Harris, who was speaking at the Hanover Municipal Corporation’s latest monthly meeting, said the most recent calls came while staffers at the Lucea Fire Station were mourning the loss of the wife of one of their co-workers.
“With six such calls for the month of April, and one with good intent, that’s a lot. I can also state that since May, we have gotten a few more,” said Harris.
He told The Gleaner afterwards that the prank calls have been putting pressure on the single fire unit stationed in the western parish and causing distress to the firefighters as all calls are treated seriously and no effort is spared in their preparation and execution.

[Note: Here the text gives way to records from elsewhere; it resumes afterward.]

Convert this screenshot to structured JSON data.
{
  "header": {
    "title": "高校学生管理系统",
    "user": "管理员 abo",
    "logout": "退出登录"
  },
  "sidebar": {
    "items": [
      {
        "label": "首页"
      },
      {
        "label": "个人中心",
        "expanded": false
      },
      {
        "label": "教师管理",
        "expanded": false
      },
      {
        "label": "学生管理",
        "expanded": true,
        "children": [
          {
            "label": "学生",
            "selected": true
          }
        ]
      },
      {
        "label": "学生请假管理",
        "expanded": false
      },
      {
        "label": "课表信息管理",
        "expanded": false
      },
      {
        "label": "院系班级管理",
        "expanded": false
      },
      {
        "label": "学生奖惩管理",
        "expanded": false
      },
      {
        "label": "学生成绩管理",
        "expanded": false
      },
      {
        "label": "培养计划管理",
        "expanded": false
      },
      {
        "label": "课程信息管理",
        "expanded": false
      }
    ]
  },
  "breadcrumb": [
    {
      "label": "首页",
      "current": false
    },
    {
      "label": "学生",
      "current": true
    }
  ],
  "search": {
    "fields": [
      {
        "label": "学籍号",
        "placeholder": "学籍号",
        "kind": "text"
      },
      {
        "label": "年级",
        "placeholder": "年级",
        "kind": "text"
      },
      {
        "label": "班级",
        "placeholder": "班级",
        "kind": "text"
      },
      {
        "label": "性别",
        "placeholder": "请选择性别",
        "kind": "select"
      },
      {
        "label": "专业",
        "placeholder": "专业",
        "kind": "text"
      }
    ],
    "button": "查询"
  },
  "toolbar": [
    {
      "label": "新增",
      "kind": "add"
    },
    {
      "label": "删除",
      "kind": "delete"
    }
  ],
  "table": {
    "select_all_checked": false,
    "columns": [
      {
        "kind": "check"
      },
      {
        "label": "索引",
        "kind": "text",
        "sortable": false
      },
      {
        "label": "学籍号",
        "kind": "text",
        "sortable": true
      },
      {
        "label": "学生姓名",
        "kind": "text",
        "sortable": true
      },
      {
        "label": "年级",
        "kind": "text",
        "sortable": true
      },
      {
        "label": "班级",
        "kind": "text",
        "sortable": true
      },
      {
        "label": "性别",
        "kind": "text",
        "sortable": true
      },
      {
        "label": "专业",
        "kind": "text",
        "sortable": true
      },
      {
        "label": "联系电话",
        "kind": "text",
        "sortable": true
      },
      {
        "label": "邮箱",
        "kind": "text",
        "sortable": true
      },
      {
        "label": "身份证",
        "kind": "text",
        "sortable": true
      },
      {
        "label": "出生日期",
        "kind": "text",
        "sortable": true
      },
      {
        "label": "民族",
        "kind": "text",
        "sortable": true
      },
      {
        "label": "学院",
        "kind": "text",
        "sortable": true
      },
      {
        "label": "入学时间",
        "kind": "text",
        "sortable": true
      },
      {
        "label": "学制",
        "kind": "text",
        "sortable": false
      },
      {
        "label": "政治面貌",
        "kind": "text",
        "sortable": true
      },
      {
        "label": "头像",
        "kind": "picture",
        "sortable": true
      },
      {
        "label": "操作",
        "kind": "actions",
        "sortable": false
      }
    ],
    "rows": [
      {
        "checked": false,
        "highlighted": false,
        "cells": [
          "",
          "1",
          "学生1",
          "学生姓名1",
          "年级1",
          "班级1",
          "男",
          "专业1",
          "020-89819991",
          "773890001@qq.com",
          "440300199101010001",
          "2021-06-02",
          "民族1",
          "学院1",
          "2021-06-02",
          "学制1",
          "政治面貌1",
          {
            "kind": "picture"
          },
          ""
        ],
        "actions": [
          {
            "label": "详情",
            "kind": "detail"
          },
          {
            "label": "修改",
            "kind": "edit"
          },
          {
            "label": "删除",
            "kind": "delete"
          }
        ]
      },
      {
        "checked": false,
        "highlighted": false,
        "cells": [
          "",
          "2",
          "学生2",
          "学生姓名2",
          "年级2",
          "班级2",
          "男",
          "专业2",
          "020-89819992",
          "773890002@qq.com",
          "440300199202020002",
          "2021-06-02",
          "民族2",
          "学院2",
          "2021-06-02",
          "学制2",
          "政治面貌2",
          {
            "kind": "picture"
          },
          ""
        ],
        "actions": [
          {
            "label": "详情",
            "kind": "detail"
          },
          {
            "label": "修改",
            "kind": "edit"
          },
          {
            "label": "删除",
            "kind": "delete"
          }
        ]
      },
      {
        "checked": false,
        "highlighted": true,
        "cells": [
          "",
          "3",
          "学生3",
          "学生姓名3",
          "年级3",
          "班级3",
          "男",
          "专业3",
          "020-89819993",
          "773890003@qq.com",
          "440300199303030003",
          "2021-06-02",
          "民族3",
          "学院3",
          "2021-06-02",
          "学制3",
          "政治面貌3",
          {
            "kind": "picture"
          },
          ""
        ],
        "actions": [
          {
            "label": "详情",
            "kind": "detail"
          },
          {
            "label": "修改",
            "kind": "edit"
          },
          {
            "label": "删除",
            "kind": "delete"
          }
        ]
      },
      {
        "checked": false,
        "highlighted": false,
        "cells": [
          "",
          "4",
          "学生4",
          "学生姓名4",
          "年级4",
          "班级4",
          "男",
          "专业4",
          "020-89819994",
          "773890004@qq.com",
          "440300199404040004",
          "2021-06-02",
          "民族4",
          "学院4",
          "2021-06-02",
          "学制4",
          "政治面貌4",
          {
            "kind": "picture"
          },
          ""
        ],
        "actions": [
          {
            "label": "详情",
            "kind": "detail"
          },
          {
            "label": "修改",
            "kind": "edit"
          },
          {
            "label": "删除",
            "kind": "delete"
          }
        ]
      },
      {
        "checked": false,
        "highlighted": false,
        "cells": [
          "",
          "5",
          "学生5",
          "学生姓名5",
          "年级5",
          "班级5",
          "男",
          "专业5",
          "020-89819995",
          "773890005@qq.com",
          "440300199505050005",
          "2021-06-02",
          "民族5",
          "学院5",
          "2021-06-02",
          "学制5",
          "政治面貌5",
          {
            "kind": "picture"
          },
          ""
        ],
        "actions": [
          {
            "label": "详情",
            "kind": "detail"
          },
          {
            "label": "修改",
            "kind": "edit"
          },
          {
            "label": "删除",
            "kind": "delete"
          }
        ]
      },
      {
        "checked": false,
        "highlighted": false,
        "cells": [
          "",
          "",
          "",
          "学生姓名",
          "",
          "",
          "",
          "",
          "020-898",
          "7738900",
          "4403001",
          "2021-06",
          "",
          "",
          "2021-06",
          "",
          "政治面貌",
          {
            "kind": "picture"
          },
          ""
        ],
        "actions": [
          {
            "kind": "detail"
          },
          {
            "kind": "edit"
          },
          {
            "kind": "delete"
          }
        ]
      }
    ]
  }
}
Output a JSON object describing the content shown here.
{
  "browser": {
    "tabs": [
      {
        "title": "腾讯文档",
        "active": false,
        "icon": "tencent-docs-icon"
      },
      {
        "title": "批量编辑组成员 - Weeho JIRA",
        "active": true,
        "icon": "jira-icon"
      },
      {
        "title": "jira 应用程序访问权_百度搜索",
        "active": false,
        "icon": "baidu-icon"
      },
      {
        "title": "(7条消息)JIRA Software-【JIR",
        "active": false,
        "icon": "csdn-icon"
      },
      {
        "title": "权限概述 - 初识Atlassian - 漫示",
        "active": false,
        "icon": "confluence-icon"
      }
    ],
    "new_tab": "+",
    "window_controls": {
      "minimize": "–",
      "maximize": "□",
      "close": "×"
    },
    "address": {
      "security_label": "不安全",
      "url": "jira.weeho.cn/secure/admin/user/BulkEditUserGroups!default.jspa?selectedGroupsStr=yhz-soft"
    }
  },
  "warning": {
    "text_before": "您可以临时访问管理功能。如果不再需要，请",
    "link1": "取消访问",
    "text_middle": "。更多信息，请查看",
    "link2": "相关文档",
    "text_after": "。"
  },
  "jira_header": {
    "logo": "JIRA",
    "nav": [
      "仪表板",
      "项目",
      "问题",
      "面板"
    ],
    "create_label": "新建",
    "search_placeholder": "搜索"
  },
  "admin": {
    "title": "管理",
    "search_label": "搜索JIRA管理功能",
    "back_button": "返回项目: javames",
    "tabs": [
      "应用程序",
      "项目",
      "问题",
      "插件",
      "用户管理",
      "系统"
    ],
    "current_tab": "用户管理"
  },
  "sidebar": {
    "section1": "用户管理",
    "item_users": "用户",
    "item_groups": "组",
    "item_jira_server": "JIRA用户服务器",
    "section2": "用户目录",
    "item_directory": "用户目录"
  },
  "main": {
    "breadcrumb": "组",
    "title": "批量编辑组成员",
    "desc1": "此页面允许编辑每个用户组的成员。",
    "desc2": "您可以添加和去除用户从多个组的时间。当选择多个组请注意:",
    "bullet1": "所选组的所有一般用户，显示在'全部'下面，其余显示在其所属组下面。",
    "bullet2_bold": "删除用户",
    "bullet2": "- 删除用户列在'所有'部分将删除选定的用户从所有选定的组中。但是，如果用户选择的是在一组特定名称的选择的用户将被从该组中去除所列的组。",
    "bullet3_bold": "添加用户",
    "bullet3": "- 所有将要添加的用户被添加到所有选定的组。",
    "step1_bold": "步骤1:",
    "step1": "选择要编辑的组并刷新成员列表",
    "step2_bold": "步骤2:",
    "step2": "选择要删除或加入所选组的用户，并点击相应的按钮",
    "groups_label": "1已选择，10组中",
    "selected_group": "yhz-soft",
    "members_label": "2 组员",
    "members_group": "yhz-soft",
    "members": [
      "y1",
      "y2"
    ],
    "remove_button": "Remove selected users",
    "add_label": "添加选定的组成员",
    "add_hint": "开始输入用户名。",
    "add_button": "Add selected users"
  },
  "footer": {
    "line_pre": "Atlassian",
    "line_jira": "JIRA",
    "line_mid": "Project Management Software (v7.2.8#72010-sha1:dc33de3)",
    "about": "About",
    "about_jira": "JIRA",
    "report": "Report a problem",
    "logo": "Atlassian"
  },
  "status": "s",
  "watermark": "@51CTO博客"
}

“First of all, you have the wear and tear [on the unit] and the unnecessary use of fuel, but also what it does is it takes the unit out of commission in case there is a genuine fire elsewhere,” said Harris. “For example, you get a false call from the Cold Spring area, and while you are on your way to that false call, there is a genuine fire in Bulls Bay. The time it takes for you to realise that the first call is a false alarm and then to get back to Bulls Bay, there is hardly anything you can do again while if the unit was at the station, it would take only about five minutes to reach the genuine fire.”
Lucea Mayor Sheridan Samuels described the situation as counterproductive and extremely sad.
Samuels also made an unconventional request, urging the fire personnel to see if they could develop a method of verifying calls for help by establishing contacts in the various districts across the parish.
“I know that the political representatives, mainly councillors, can help in some respect, as councillors can verify the calls for particular areas,” said Samuels.
Harris disclosed that such a method had been tried before, but the pranksters usually place calls late at night when it is difficult to get verification as their contacts could be sleeping.
Checks made by The Gleaner revealed that of the 39 calls received by the Hanover Fire Department in April, six were false alarms, and one was a false alarm with good intent.
“It is in the interest of everyone ... to desist from making those false calls because the public suffers when the unit is not around to respond to genuine fire calls,” said Harris.